Would I be correct in saying that’s mostly just the west? My impression is that in Japan at least, and maybe other Asian countries too, vertical integration is much higher. I would be surprised if Toyota/Panasonic/Yamato etc. don’t own their own land. Certainly they used to: during the bubble Sony’s real estate holding were worth more than the rest of the company put together.

I would be surprised if Toyota/Panasonic/Yamato etc. don’t own their own land.

Toyota's most recent annual SEC filing indicates that it owns land worth 1.4 billion dollars, or 1.9 percent of its assets. "Of Toyota's principal facilities and organizations, all are owned by Toyota Motor Corporation or its subsidiaries. However, small portions, all under approximately 20 percent, of some facilities are on leased premises."

In comparison, GM owns land worth 1.3 billion dollars, or 0.47 percent of its assets. It has "rent expense under operating leases" of 350 million dollars per year, or 0.20 percent of its revenue.

Slight nitpick. But using listed real estate value on SEC findings will not be accurate. Those will be at historical costs not current market value and is depreciated. It’s a lot like prop 13 in California. If Toyota bought the land the factory sits on in the 1970’s then the land will be listed at 1970 prices.

It’s also obvious in this discussion that companies that need physical footprints will have exposure to real estate. There are many different flavors of corporate leases but many of them are functionally no different than owning real estate. A 300 year lease with pass thru of maintenance, property taxes, etc is in terms of economics no different than owning the property with a mortgage.

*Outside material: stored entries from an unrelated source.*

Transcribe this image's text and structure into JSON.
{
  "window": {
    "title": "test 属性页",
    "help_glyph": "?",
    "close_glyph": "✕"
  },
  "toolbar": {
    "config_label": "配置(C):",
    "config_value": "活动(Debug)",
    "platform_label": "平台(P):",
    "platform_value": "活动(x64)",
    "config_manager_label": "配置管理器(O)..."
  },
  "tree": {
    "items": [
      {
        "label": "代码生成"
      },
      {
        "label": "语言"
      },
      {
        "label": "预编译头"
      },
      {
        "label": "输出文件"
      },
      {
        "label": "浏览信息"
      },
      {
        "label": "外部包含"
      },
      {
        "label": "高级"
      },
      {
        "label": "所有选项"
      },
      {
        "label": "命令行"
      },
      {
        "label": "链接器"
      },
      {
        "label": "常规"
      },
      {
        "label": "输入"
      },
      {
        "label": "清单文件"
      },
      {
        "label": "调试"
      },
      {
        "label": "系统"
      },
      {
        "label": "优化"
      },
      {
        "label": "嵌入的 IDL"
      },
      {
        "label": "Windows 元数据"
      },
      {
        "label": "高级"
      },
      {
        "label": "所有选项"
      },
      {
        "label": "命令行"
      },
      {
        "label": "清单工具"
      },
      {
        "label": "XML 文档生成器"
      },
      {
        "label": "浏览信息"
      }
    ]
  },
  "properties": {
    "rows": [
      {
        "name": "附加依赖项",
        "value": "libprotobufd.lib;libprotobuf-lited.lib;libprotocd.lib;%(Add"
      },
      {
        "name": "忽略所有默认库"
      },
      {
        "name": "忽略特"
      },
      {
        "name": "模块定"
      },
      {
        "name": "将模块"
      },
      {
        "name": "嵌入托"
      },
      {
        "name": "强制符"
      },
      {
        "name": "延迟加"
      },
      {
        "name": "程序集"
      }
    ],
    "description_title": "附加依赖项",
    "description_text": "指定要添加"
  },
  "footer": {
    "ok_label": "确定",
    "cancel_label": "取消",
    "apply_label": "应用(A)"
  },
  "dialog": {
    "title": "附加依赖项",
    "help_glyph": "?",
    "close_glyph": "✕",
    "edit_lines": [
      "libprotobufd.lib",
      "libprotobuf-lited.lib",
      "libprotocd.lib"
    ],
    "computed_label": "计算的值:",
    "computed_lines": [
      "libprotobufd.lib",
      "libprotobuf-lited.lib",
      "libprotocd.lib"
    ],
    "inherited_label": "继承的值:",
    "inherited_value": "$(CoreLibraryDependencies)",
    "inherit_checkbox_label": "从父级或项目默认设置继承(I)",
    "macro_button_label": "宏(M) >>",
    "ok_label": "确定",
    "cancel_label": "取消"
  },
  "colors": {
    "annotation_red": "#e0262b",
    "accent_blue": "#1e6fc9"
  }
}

Leases have a mathematical property that is a lot like delta in options. Options are not the same as owning equity but delta is a measure of the options price movement to the underlying equity. Similar shorter term leases have little exposure to the underlying real estate while longer term leases can be indistinguishable from owning real estate. Most of these leaseback deals are long term and would essentially have a lot of delta.